Wednesday, August 6, 2014

Time Warner's Earnings Results Justify Its Rejection Of Murdoch

For now at least.



Adrees Latif / Reutersd


Yesterday, Time Warner thanked investors for their support and told them it didn't need to merge with Rupert Murdoch's 21st Century Fox because it was "well positioned for success."


Today it reported second quarter earnings that suggest that view may indeed be justified.


The company, which owns cable networks TNT, TBS, CNN, and HBO, as well as the Warner Bros film studio, reported a 3% gain in revenue to $6.8 billion. Net income beat analyst expectations, coming in at 98 cents per share versus 84 cents per share in the same quarter last year.


The earnings report follows Murdoch's surprise decision yesterday to withdraw his company's unsolicited bid to acquire Time Warner for $85 per share, a proposal originally valued at around $80 billion. Murdoch cited Time Warner's unwillingness to engage in negotiations in part for his walking away.
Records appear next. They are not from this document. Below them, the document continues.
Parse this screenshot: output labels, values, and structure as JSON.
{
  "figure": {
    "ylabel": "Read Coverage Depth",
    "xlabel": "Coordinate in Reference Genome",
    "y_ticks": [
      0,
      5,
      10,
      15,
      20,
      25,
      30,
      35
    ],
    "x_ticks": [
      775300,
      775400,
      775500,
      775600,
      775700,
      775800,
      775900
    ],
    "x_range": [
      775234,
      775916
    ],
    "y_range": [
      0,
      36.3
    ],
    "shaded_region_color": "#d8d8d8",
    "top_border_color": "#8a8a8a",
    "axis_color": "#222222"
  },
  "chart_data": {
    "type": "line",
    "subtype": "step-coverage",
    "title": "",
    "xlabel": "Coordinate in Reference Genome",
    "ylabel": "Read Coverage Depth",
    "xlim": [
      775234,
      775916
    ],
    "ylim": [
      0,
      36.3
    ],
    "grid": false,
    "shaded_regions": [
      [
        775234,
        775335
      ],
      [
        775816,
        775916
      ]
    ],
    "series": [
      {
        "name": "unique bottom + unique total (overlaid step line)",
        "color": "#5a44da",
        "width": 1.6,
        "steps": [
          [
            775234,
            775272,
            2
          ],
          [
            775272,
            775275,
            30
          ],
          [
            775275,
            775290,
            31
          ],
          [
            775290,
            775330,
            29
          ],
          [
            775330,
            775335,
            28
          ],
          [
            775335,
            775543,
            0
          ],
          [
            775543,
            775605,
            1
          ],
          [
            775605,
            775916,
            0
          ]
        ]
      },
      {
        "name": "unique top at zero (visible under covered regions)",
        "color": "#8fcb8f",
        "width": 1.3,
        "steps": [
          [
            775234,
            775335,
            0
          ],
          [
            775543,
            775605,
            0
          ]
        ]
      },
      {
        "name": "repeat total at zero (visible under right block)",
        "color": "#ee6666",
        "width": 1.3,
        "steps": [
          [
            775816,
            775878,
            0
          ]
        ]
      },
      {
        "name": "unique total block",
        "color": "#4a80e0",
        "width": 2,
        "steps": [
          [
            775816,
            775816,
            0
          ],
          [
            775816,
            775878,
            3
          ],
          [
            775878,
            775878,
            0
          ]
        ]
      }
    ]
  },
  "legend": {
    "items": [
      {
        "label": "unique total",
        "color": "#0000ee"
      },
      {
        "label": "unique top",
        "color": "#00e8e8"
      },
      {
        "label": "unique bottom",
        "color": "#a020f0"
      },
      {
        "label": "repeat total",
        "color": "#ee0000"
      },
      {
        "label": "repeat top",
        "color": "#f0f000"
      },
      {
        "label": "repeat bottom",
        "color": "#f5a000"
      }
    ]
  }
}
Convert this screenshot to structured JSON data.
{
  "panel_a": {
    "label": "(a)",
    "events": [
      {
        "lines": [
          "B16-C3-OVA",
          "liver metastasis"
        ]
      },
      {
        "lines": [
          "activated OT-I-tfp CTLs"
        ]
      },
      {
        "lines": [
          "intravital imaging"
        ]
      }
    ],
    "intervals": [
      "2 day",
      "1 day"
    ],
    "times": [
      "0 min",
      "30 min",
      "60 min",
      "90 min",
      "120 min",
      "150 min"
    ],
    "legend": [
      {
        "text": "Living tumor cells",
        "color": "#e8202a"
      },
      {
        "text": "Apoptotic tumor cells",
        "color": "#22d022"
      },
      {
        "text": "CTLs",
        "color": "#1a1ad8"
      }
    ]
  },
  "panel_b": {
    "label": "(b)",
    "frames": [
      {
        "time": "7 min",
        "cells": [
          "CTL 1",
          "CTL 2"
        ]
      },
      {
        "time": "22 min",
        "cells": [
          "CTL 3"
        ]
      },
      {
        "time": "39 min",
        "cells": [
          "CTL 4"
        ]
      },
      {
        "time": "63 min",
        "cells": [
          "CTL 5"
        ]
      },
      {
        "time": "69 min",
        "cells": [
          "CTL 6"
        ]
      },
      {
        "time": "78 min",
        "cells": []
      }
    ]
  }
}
Time Warner stock, which had been trading above the $85 per share price offered by Fox the last few weeks, fell more than 10%, or just under $9, to around $76.40 per share in after hours trading yesterday on the news. The decline shaved around $7.2 billion off of Time Warner's overall worth. The stock remained at that level in pre-market trading Wednesday morning.


Growth in subscription fees at HBO and its Turner Networks, which had been a sore spot in the past, drove earnings. HBO grew revenue 17% to $1.4 billion, with part of that increase coming from its deal to license The Sopranos, Six Feet Under and other shows to Amazon in April. Revenue at Turner increased 5% to $2.8 billion.


Time Warner also said that it would increase its share buyback program by $5 billion, a move further designed to placate investors from pressuring the company to engage in deal negotiations. The company said it has already returned more than $4 billion to shareholders this year in the form of buybacks and dividends. Murdoch, for his part, did the same yesterday, announcing that Fox's board authorized a $6 billion share buyback program to be completed over the next year.


Time Warner cited reasons ranging from its mix of cash and stock to voting control to its own strategic growth plan as reasons for rejecting Fox's offer. Investors will be looking for Bewkes to outline a strategic plan designed to get its share price above the $85 mark on its earnings conference call scheduled for later this morning.